Sufficient data are missing in the literature whether additional osteosynthesis is beneficial or not. Perisano et al. suggested additional osteosynthesis after intralesional excision for all lesions that were larger than 5 cm. Osteosynthesis was also suggested for all lesions of the distal femur irrespective of their size due to higher risk of fractures at this location [12]. Our results confirm the high risk of early fracture at the distal femur but also show distinct advantages if additional osteosynthesis was avoided. Patients were more satisfied and had less pain and better function as well as less complication if osteosynthesis was not used. At the long term, sufficient stability was restored as cortical bone could overgrow the cement filling at the bone window at the entry site. To facilitate this, we recommend a bone cement technique which only fills the inner lesion without overlapping the cortical wall of the femur. In the present series, the risk for fracture was only evident early after surgery as all fractures occurred within 3 months, which may suggest a more cautious postoperative regime without sport activities for up to 3 or even 6 months. To minimize soft tissue trauma in case of osteosynthesis and as the implants were recommended not to be removed later on, we rather used short plates based on the concept of a compound bone cement osteosynthesis with integration of the screws in the bone cement, where sufficient stability is expected without longer fixation above the lesion. The use of longer plates, however, would have presumably reduced the fracture rate in the osteosynthesis group. To obtain objective data, we encourage further biomechanical cadaver studies on this topic, to validate the stability after intralesional bone cement filling without osteosynthesis and with compound osteosynthesis using different sized locking compression plates. Furthermore, the results from the present study support the initiation of multicenter studies on this issue, to reduce bias and increase statistical power by obtaining larger series, which may define further criteria for decision making.

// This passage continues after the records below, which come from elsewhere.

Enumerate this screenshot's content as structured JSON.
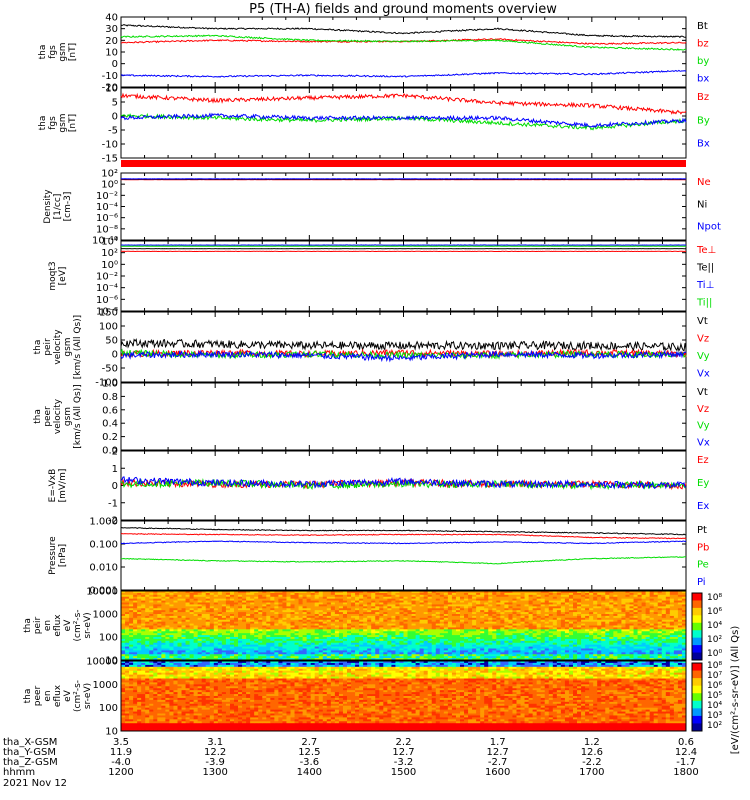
{
  "title": "P5 (TH-A) fields and ground moments overview",
  "date_label": "2021 Nov 12",
  "colors": {
    "black": "#000000",
    "red": "#ff0000",
    "green": "#00dd00",
    "blue": "#0000ff"
  },
  "panels": [
    {
      "id": "fgs_gsm",
      "ylabel": [
        "tha",
        "fgs",
        "gsm",
        "[nT]"
      ],
      "ticks": [
        "40",
        "30",
        "20",
        "10",
        "0",
        "-10",
        "-20"
      ],
      "legend": [
        {
          "text": "Bt",
          "color": "#000000"
        },
        {
          "text": "bz",
          "color": "#ff0000"
        },
        {
          "text": "by",
          "color": "#00dd00"
        },
        {
          "text": "bx",
          "color": "#0000ff"
        }
      ]
    },
    {
      "id": "fgs_gse",
      "ylabel": [
        "tha",
        "fgs",
        "gsm",
        "[nT]"
      ],
      "ticks": [
        "10",
        "5",
        "0",
        "-5",
        "-10",
        "-15"
      ],
      "legend": [
        {
          "text": "Bz",
          "color": "#ff0000"
        },
        {
          "text": "By",
          "color": "#00dd00"
        },
        {
          "text": "Bx",
          "color": "#0000ff"
        }
      ]
    },
    {
      "id": "density",
      "ylabel": [
        "Density",
        "[1/cc]",
        "[cm-3]"
      ],
      "ticks": [
        "10²",
        "10⁰",
        "10⁻²",
        "10⁻⁴",
        "10⁻⁶",
        "10⁻⁸",
        "10⁻¹⁰"
      ],
      "legend": [
        {
          "text": "Ne",
          "color": "#ff0000"
        },
        {
          "text": "Ni",
          "color": "#000000"
        },
        {
          "text": "Npot",
          "color": "#0000ff"
        }
      ]
    },
    {
      "id": "temp",
      "ylabel": [
        "moqt3",
        "[eV]"
      ],
      "ticks": [
        "10⁴",
        "10²",
        "10⁰",
        "10⁻²",
        "10⁻⁴",
        "10⁻⁶",
        "10⁻⁸"
      ],
      "legend": [
        {
          "text": "Te⊥",
          "color": "#ff0000"
        },
        {
          "text": "Te||",
          "color": "#000000"
        },
        {
          "text": "Ti⊥",
          "color": "#0000ff"
        },
        {
          "text": "Ti||",
          "color": "#00dd00"
        }
      ]
    },
    {
      "id": "peir_vel",
      "ylabel": [
        "tha",
        "peir",
        "velocity",
        "gsm",
        "[km/s (All Qs)]"
      ],
      "ticks": [
        "150",
        "100",
        "50",
        "0",
        "-50",
        "-100"
      ],
      "legend": [
        {
          "text": "Vt",
          "color": "#000000"
        },
        {
          "text": "Vz",
          "color": "#ff0000"
        },
        {
          "text": "Vy",
          "color": "#00dd00"
        },
        {
          "text": "Vx",
          "color": "#0000ff"
        }
      ]
    },
    {
      "id": "peer_vel",
      "ylabel": [
        "tha",
        "peer",
        "velocity",
        "gsm",
        "[km/s (All Qs)]"
      ],
      "ticks": [
        "1.0",
        "0.8",
        "0.6",
        "0.4",
        "0.2",
        "0.0"
      ],
      "legend": [
        {
          "text": "Vt",
          "color": "#000000"
        },
        {
          "text": "Vz",
          "color": "#ff0000"
        },
        {
          "text": "Vy",
          "color": "#00dd00"
        },
        {
          "text": "Vx",
          "color": "#0000ff"
        }
      ]
    },
    {
      "id": "efield",
      "ylabel": [
        "E=-VxB",
        "[mV/m]"
      ],
      "ticks": [
        "2",
        "1",
        "0",
        "-1",
        "-2"
      ],
      "legend": [
        {
          "text": "Ez",
          "color": "#ff0000"
        },
        {
          "text": "Ey",
          "color": "#00dd00"
        },
        {
          "text": "Ex",
          "color": "#0000ff"
        }
      ]
    },
    {
      "id": "pressure",
      "ylabel": [
        "Pressure",
        "[nPa]"
      ],
      "ticks": [
        "1.000",
        "0.100",
        "0.010",
        "0.001"
      ],
      "legend": [
        {
          "text": "Pt",
          "color": "#000000"
        },
        {
          "text": "Pb",
          "color": "#ff0000"
        },
        {
          "text": "Pe",
          "color": "#00dd00"
        },
        {
          "text": "Pi",
          "color": "#0000ff"
        }
      ]
    },
    {
      "id": "peir_flux",
      "ylabel": [
        "tha",
        "peir",
        "en",
        "eflux",
        "eV",
        "(cm²-s-",
        "sr-eV)"
      ],
      "ticks": [
        "10000",
        "1000",
        "100",
        "10"
      ],
      "legend": []
    },
    {
      "id": "peer_flux",
      "ylabel": [
        "tha",
        "peer",
        "en",
        "eflux",
        "eV",
        "(cm²-s-",
        "sr-eV)"
      ],
      "ticks": [
        "10000",
        "1000",
        "100",
        "10"
      ],
      "legend": []
    }
  ],
  "colorbar": {
    "label": "[eV/(cm²-s-sr-eV)] (All Qs)",
    "ticks_top": [
      "10⁸",
      "10⁶",
      "10⁴",
      "10²",
      "10⁰"
    ],
    "ticks_bottom": [
      "10⁸",
      "10⁷",
      "10⁶",
      "10⁵",
      "10⁴",
      "10³",
      "10²"
    ]
  },
  "xaxis": {
    "row_labels": [
      "tha_X-GSM",
      "tha_Y-GSM",
      "tha_Z-GSM",
      "hhmm"
    ],
    "columns": [
      {
        "x": "3.5",
        "y": "11.9",
        "z": "-4.0",
        "hhmm": "1200"
      },
      {
        "x": "3.1",
        "y": "12.2",
        "z": "-3.9",
        "hhmm": "1300"
      },
      {
        "x": "2.7",
        "y": "12.5",
        "z": "-3.6",
        "hhmm": "1400"
      },
      {
        "x": "2.2",
        "y": "12.7",
        "z": "-3.2",
        "hhmm": "1500"
      },
      {
        "x": "1.7",
        "y": "12.7",
        "z": "-2.7",
        "hhmm": "1600"
      },
      {
        "x": "1.2",
        "y": "12.6",
        "z": "-2.2",
        "hhmm": "1700"
      },
      {
        "x": "0.6",
        "y": "12.4",
        "z": "-1.7",
        "hhmm": "1800"
      }
    ]
  },
  "chart_data": [
    {
      "type": "line",
      "title": "P5 (TH-A) fields and ground moments overview",
      "ylabel": "tha fgs gsm [nT]",
      "ylim": [
        -20,
        40
      ],
      "x": [
        "1200",
        "1300",
        "1400",
        "1500",
        "1600",
        "1700",
        "1800"
      ],
      "series": [
        {
          "name": "Bt",
          "values": [
            33,
            30,
            30,
            26,
            30,
            24,
            23
          ]
        },
        {
          "name": "bz",
          "values": [
            18,
            20,
            19,
            19,
            21,
            17,
            18
          ]
        },
        {
          "name": "by",
          "values": [
            23,
            24,
            20,
            19,
            20,
            14,
            12
          ]
        },
        {
          "name": "bx",
          "values": [
            -10,
            -11,
            -10,
            -11,
            -8,
            -9,
            -6
          ]
        }
      ]
    },
    {
      "type": "line",
      "ylabel": "tha fgs gsm [nT]",
      "ylim": [
        -18,
        10
      ],
      "x": [
        "1200",
        "1300",
        "1400",
        "1500",
        "1600",
        "1700",
        "1800"
      ],
      "series": [
        {
          "name": "Bz",
          "values": [
            7,
            5,
            6,
            7,
            4,
            3,
            0
          ]
        },
        {
          "name": "By",
          "values": [
            -1,
            -2,
            -3,
            -2,
            -4,
            -6,
            -3
          ]
        },
        {
          "name": "Bx",
          "values": [
            -2,
            -1,
            -2,
            -2,
            -2,
            -5,
            -3
          ]
        }
      ]
    },
    {
      "type": "line",
      "ylabel": "Density [1/cc] [cm-3]",
      "yscale": "log",
      "ylim": [
        1e-11,
        1000
      ],
      "x": [
        "1200",
        "1300",
        "1400",
        "1500",
        "1600",
        "1700",
        "1800"
      ],
      "series": [
        {
          "name": "Ne",
          "values": [
            40,
            40,
            40,
            40,
            40,
            40,
            40
          ]
        },
        {
          "name": "Ni",
          "values": [
            50,
            50,
            50,
            50,
            50,
            50,
            50
          ]
        },
        {
          "name": "Npot",
          "values": [
            60,
            60,
            60,
            60,
            60,
            60,
            60
          ]
        }
      ]
    },
    {
      "type": "line",
      "ylabel": "moqt3 [eV]",
      "yscale": "log",
      "ylim": [
        1e-09,
        30000
      ],
      "x": [
        "1200",
        "1300",
        "1400",
        "1500",
        "1600",
        "1700",
        "1800"
      ],
      "series": [
        {
          "name": "Te⊥",
          "values": [
            300,
            300,
            300,
            300,
            300,
            300,
            300
          ]
        },
        {
          "name": "Te||",
          "values": [
            1000,
            1000,
            1000,
            1000,
            1000,
            1000,
            1000
          ]
        },
        {
          "name": "Ti⊥",
          "values": [
            5000,
            5000,
            5000,
            5000,
            5000,
            5000,
            5000
          ]
        },
        {
          "name": "Ti||",
          "values": [
            3000,
            3000,
            3000,
            3000,
            3000,
            3000,
            3000
          ]
        }
      ]
    },
    {
      "type": "line",
      "ylabel": "tha peir velocity gsm [km/s (All Qs)]",
      "ylim": [
        -100,
        150
      ],
      "x": [
        "1200",
        "1300",
        "1400",
        "1500",
        "1600",
        "1700",
        "1800"
      ],
      "series": [
        {
          "name": "Vt",
          "values": [
            40,
            35,
            30,
            30,
            30,
            30,
            25
          ]
        },
        {
          "name": "Vz",
          "values": [
            0,
            5,
            0,
            5,
            0,
            5,
            0
          ]
        },
        {
          "name": "Vy",
          "values": [
            5,
            -5,
            0,
            -5,
            -5,
            0,
            -5
          ]
        },
        {
          "name": "Vx",
          "values": [
            -5,
            0,
            -5,
            -15,
            0,
            -5,
            0
          ]
        }
      ]
    },
    {
      "type": "line",
      "ylabel": "tha peer velocity gsm [km/s (All Qs)]",
      "ylim": [
        0,
        1
      ],
      "x": [],
      "series": []
    },
    {
      "type": "line",
      "ylabel": "E=-VxB [mV/m]",
      "ylim": [
        -2.5,
        2.5
      ],
      "x": [
        "1200",
        "1300",
        "1400",
        "1500",
        "1600",
        "1700",
        "1800"
      ],
      "series": [
        {
          "name": "Ez",
          "values": [
            0.2,
            0.1,
            0.1,
            0.2,
            0.1,
            0.1,
            0
          ]
        },
        {
          "name": "Ey",
          "values": [
            0.1,
            0.2,
            0,
            0.1,
            0.1,
            0,
            0.1
          ]
        },
        {
          "name": "Ex",
          "values": [
            0.4,
            0.2,
            0.1,
            0.3,
            0.1,
            0.1,
            0
          ]
        }
      ]
    },
    {
      "type": "line",
      "ylabel": "Pressure [nPa]",
      "yscale": "log",
      "ylim": [
        0.001,
        1.2
      ],
      "x": [
        "1200",
        "1300",
        "1400",
        "1500",
        "1600",
        "1700",
        "1800"
      ],
      "series": [
        {
          "name": "Pt",
          "values": [
            0.6,
            0.5,
            0.45,
            0.45,
            0.4,
            0.35,
            0.3
          ]
        },
        {
          "name": "Pb",
          "values": [
            0.32,
            0.3,
            0.28,
            0.3,
            0.3,
            0.22,
            0.2
          ]
        },
        {
          "name": "Pe",
          "values": [
            0.025,
            0.02,
            0.018,
            0.02,
            0.015,
            0.025,
            0.03
          ]
        },
        {
          "name": "Pi",
          "values": [
            0.12,
            0.15,
            0.13,
            0.12,
            0.14,
            0.12,
            0.15
          ]
        }
      ]
    },
    {
      "type": "heatmap",
      "ylabel": "tha peir en eflux eV (cm²-s-sr-eV)",
      "yscale": "log",
      "ylim": [
        5,
        30000
      ],
      "colorbar": [
        1,
        100000000
      ]
    },
    {
      "type": "heatmap",
      "ylabel": "tha peer en eflux eV (cm²-s-sr-eV)",
      "yscale": "log",
      "ylim": [
        5,
        30000
      ],
      "colorbar": [
        100,
        100000000
      ]
    }
  ]
}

In conclusion, the present series suggests that intralesional excision and bone cement filling without additional osteosynthesis may be favorable even at the biomechanically heavily loaded distal femur due to significantly better clinical results, less surgery time, and less complications. High risk of early postoperative fracture should be considered for both treatment options. Despite the clinical disadvantages we, however, still recommend additional osteosynthesis for all cases with diaphyseal location and considerable thinning out of the cortical wall. Osteosynthesis should also not be avoided, if curettage would otherwise be limited or performed less aggressive. Lesions located closer to the epiphysis seem less at risk for fracture, which should be considered for decision making to avoid overtreatment.